In a report released on August 10, IPCC noted that global warming is dangerously close to spiraling out of control and that even the most severe carbon emission cuts are unlikely to prevent global warming of 1.5 degrees Celsius above pre-industrial temperatures by 2040.
On July 11, SMC announced that it is “adding more renewables into its power portfolio” with the construction of solar plants and 31 Battery Energy Storage System facilities in 10 locations across the country.
In a statement, SMC president Ramon S. Ang said the move is “to ensure that as we transition to cleaner sources, we will not undermine our commitment to meet the growing demand for affordable and reliable energy.”

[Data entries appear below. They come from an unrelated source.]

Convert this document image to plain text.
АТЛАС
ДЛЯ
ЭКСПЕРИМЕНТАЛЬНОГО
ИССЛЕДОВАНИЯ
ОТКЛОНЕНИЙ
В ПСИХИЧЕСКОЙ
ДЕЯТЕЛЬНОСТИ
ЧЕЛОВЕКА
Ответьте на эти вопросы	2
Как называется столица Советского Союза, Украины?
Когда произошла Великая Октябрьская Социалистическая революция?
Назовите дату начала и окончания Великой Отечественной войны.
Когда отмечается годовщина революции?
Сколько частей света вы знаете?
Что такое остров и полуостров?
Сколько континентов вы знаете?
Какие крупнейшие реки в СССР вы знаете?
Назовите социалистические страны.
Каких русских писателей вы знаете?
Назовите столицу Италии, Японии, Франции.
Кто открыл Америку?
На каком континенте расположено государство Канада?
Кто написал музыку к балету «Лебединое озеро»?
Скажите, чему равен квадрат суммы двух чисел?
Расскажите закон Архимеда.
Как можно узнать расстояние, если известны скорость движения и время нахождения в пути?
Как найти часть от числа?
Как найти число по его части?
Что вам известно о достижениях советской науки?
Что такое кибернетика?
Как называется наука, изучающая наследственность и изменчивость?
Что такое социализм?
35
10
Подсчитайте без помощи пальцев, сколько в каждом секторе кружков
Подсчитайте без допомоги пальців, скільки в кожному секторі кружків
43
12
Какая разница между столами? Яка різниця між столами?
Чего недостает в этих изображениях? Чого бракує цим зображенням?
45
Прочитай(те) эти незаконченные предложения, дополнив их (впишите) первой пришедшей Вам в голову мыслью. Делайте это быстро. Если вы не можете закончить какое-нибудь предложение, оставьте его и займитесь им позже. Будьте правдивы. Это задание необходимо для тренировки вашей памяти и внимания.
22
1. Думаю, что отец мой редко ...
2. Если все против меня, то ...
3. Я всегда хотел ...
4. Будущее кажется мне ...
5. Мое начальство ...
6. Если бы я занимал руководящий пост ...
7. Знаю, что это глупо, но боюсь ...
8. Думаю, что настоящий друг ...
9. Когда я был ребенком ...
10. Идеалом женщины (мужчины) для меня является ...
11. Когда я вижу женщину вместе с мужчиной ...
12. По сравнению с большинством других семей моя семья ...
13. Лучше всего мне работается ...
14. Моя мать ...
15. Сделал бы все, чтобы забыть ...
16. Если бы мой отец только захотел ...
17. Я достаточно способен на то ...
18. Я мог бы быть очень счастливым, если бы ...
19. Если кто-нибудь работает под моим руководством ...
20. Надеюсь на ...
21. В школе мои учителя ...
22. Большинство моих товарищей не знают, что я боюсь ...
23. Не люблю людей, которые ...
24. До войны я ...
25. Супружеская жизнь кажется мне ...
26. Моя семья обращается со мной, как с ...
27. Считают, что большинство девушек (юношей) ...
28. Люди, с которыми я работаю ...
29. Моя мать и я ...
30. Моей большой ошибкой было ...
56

Also in July, the corporation announced that it will convert a proposed 300-megawatt coal plant in San Carlos City in Negros Occidental into a gas-powered facility.
Bishop Gerardo Alminaza of San Carlos, meanwhile, hit SMC’s plan to replace a “dirty-energy project” with another “polluting fossil fuel project.”
“Why start with another fossil fuel when the call to address our climate crisis is to progressively replace without delay all polluting fossil fuels?” the prelate said.
There are at least 28 operating coal-fired power plants across the country with a total installed capacity of 9.88 gigawatts.